The man in question, South Korean professional Lee Sedol, is one of the world’s top players but he proved no match for a computer.

Losing 3-0 on Saturday in a best of five contest in Seoul, Lee was consoled by Google subsidiary DeepMind which designed the AlphaGo programme.

“AlphaGo can compute tens of thousands of positions per second, but what’s really incredible is that Lee Sedol can compete with that just with the power of his mind and ingenuity and stretched AlphaGo to its limit in the last three games,” said Google DeepMind CEO Demis Hassabis.

As for the result, he said:“To be honest we are a bit stunned and speechless”.

Hassabis earlier tweeted that AlphaGo’s victory was an “historic moment”.

#AlphaGo won game 3 and the match! Historic moment.

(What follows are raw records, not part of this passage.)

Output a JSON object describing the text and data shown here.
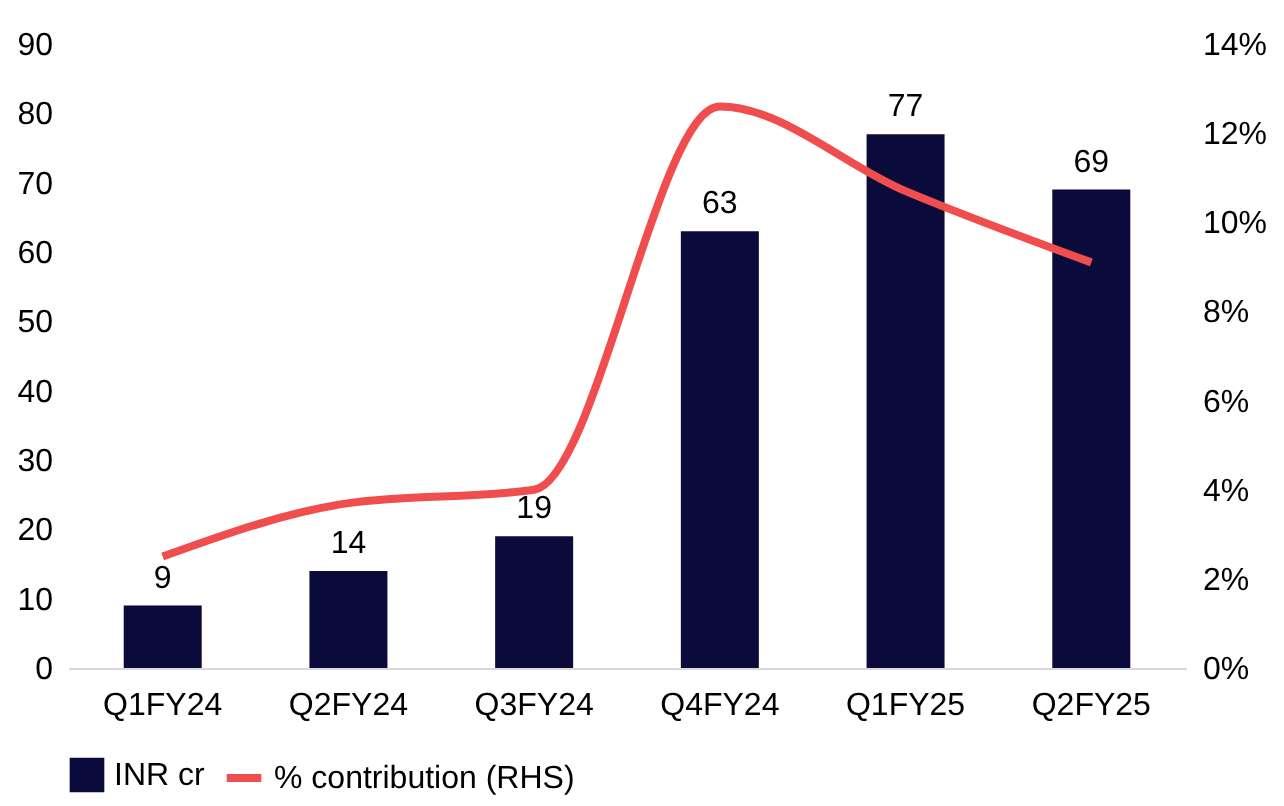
{
  "chart_data": {
    "type": "bar",
    "categories": [
      "Q1FY24",
      "Q2FY24",
      "Q3FY24",
      "Q4FY24",
      "Q1FY25",
      "Q2FY25"
    ],
    "series": [
      {
        "name": "INR cr",
        "color": "#0b0b3b",
        "values": [
          9,
          14,
          19,
          63,
          77,
          69
        ],
        "value_labels": [
          "9",
          "14",
          "19",
          "63",
          "77",
          "69"
        ]
      },
      {
        "name": "% contribution (RHS)",
        "type": "line",
        "axis": "y2",
        "color": "#f04e4e",
        "values": [
          2.5,
          3.7,
          4.0,
          12.6,
          10.7,
          9.1
        ]
      }
    ],
    "ylim": [
      0,
      90
    ],
    "yticks": [
      0,
      10,
      20,
      30,
      40,
      50,
      60,
      70,
      80,
      90
    ],
    "y2lim": [
      0,
      14
    ],
    "y2ticks": [
      {
        "value": 0,
        "label": "0%"
      },
      {
        "value": 2,
        "label": "2%"
      },
      {
        "value": 4,
        "label": "4%"
      },
      {
        "value": 6,
        "label": "6%"
      },
      {
        "value": 8,
        "label": "8%"
      },
      {
        "value": 10,
        "label": "10%"
      },
      {
        "value": 12,
        "label": "12%"
      },
      {
        "value": 14,
        "label": "14%"
      }
    ],
    "grid": false,
    "legend": "bottom",
    "marker": "none",
    "line_style": "solid"
  }
}
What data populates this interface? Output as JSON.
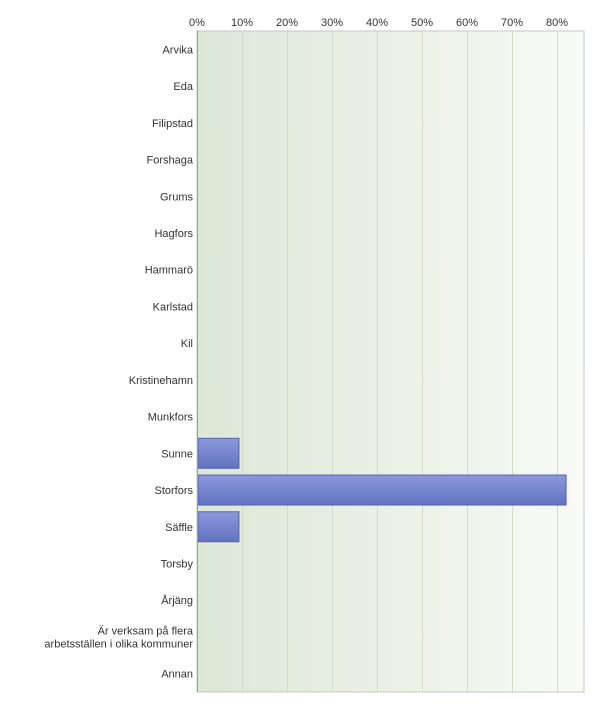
{
  "chart_data": {
    "type": "bar",
    "orientation": "horizontal",
    "categories": [
      "Arvika",
      "Eda",
      "Filipstad",
      "Forshaga",
      "Grums",
      "Hagfors",
      "Hammarö",
      "Karlstad",
      "Kil",
      "Kristinehamn",
      "Munkfors",
      "Sunne",
      "Storfors",
      "Säffle",
      "Torsby",
      "Årjäng",
      "Är verksam på flera arbetsställen i olika kommuner",
      "Annan"
    ],
    "category_lines": [
      [
        "Arvika"
      ],
      [
        "Eda"
      ],
      [
        "Filipstad"
      ],
      [
        "Forshaga"
      ],
      [
        "Grums"
      ],
      [
        "Hagfors"
      ],
      [
        "Hammarö"
      ],
      [
        "Karlstad"
      ],
      [
        "Kil"
      ],
      [
        "Kristinehamn"
      ],
      [
        "Munkfors"
      ],
      [
        "Sunne"
      ],
      [
        "Storfors"
      ],
      [
        "Säffle"
      ],
      [
        "Torsby"
      ],
      [
        "Årjäng"
      ],
      [
        "Är verksam på flera",
        "arbetsställen i olika kommuner"
      ],
      [
        "Annan"
      ]
    ],
    "values": [
      0,
      0,
      0,
      0,
      0,
      0,
      0,
      0,
      0,
      0,
      0,
      9.1,
      81.8,
      9.1,
      0,
      0,
      0,
      0
    ],
    "xlim": [
      0,
      85
    ],
    "xticks": [
      0,
      10,
      20,
      30,
      40,
      50,
      60,
      70,
      80
    ],
    "xtick_labels": [
      "0%",
      "10%",
      "20%",
      "30%",
      "40%",
      "50%",
      "60%",
      "70%",
      "80%"
    ],
    "tick_position": "top",
    "grid": true,
    "bar_color": "#7080cc"
  }
}
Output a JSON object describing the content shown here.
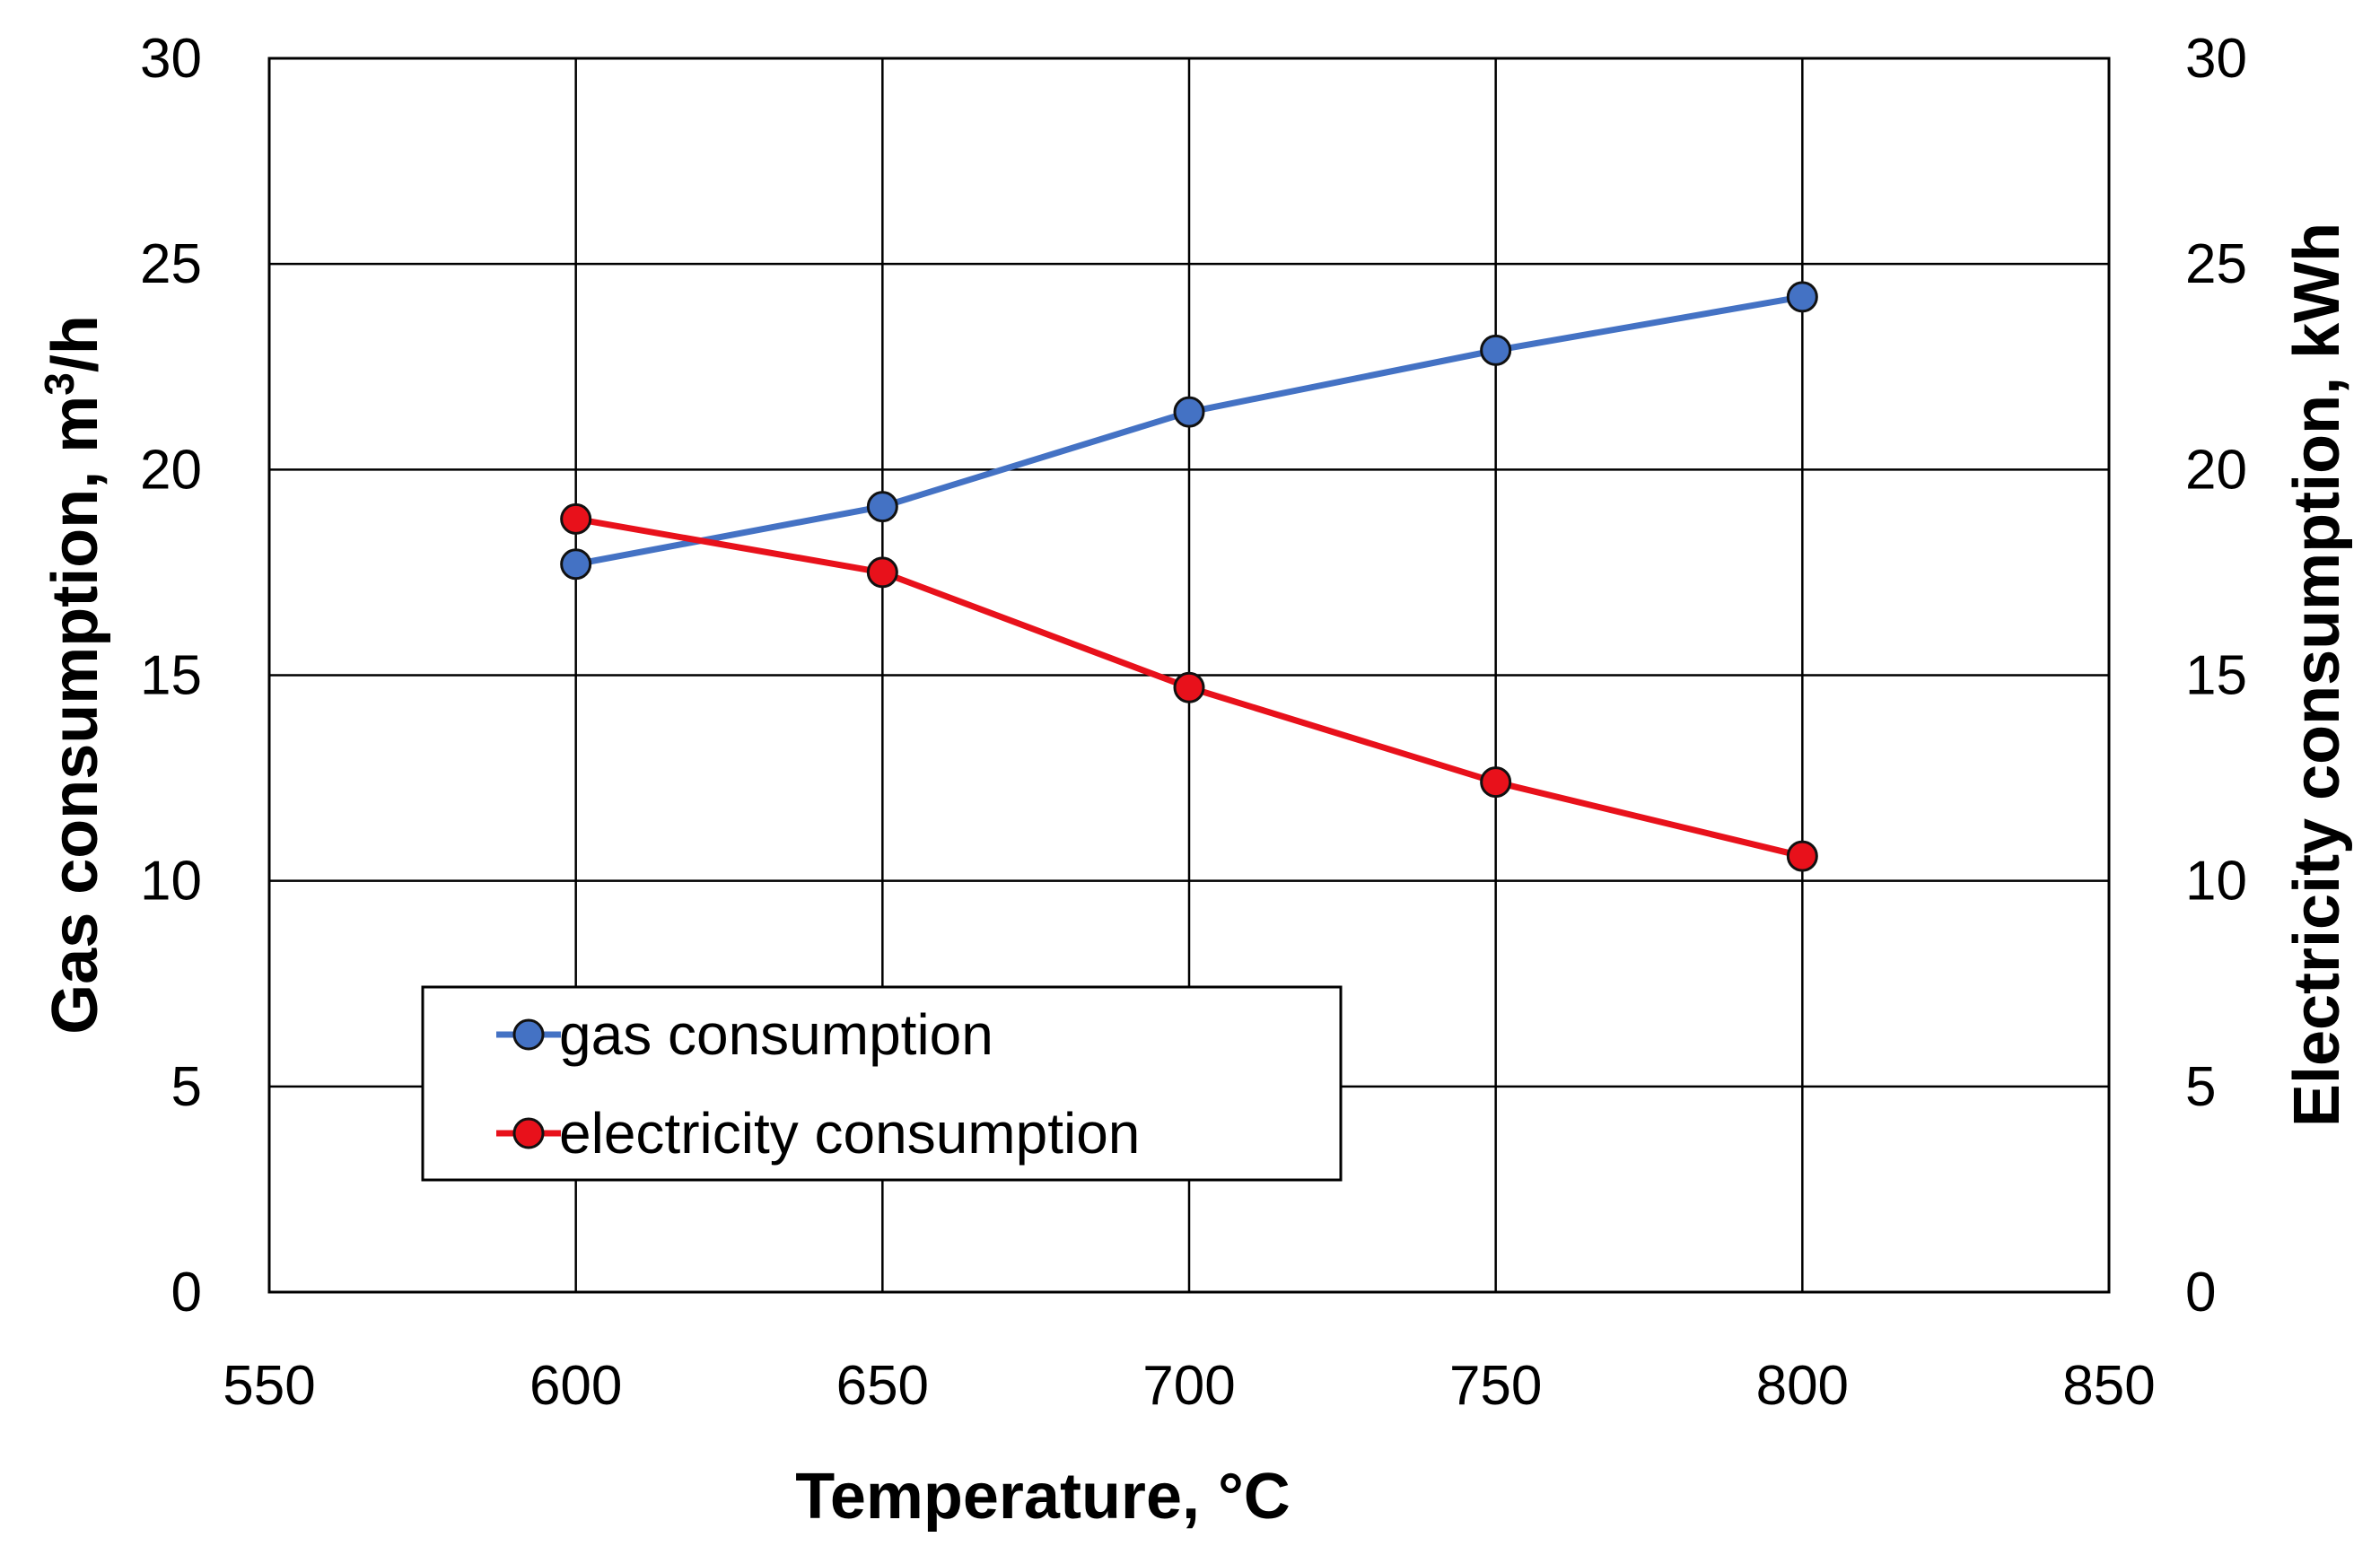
{
  "chart_data": {
    "type": "line",
    "title": "",
    "x": [
      600,
      650,
      700,
      750,
      800
    ],
    "xlim": [
      550,
      850
    ],
    "xticks": [
      550,
      600,
      650,
      700,
      750,
      800,
      850
    ],
    "xlabel": "Temperature, °C",
    "ylabel_left_prefix": "Gas consumption, m",
    "ylabel_left_sup": "3",
    "ylabel_left_suffix": "/h",
    "ylabel_right": "Electricity consumption, kWh",
    "ylim_left": [
      0,
      30
    ],
    "ylim_right": [
      0,
      30
    ],
    "yticks": [
      0,
      5,
      10,
      15,
      20,
      25,
      30
    ],
    "grid": true,
    "legend_position": "lower-left",
    "series": [
      {
        "name": "gas consumption",
        "axis": "left",
        "color": "#4472C4",
        "values": [
          17.7,
          19.1,
          21.4,
          22.9,
          24.2
        ]
      },
      {
        "name": "electricity consumption",
        "axis": "right",
        "color": "#E8111B",
        "values": [
          18.8,
          17.5,
          14.7,
          12.4,
          10.6
        ]
      }
    ]
  }
}
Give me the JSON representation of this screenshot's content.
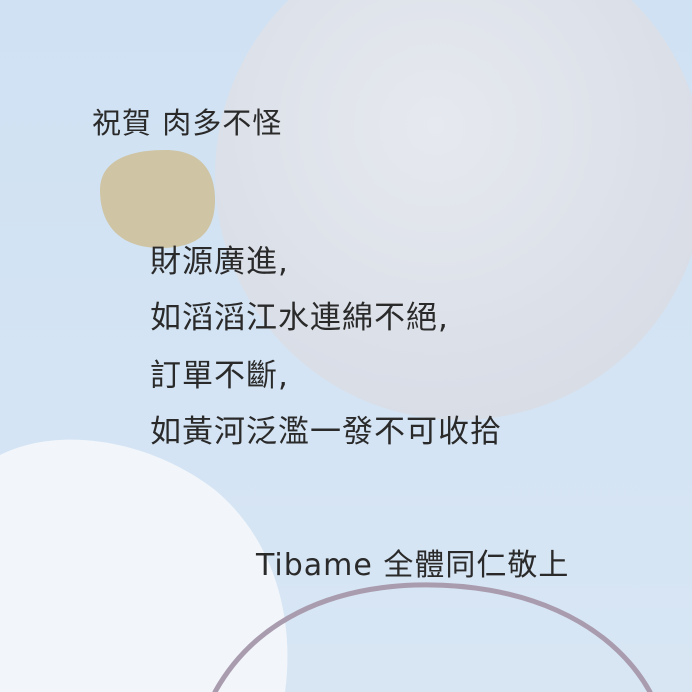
{
  "greeting": {
    "title": "祝賀 肉多不怪"
  },
  "blessing": {
    "lines": [
      "財源廣進,",
      "如滔滔江水連綿不絕,",
      "訂單不斷,",
      "如黃河泛濫一發不可收拾"
    ]
  },
  "signature": "Tibame 全體同仁敬上",
  "colors": {
    "background": "#d2e3f3",
    "grey_circle": "#dfe4ec",
    "white_blob": "#f2f6fb",
    "tan_blob": "#cfc4a4",
    "arc_stroke": "#a99caf",
    "text": "#2a2a2a"
  }
}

In complete awe of Lee Sedol’s incredible genius, and proud of the amazing AlphaGo team!

— Demis Hassabis (@demishassabis) 12 mars 2016

Google executives say that Go offers too many possible moves for a machine to win simply through brute-force calculations, unlike chess, in which IBM’s Deep Blue famously beat former world champion Garry Kasparov in 1997.

The AlphaGo computer programme therefore sought to approximate human intuition in tackling the game, most popular in countries like China, South Korea and Japan, in which contestants move black and white stones on a square grid, with the aim of seizing the most territory.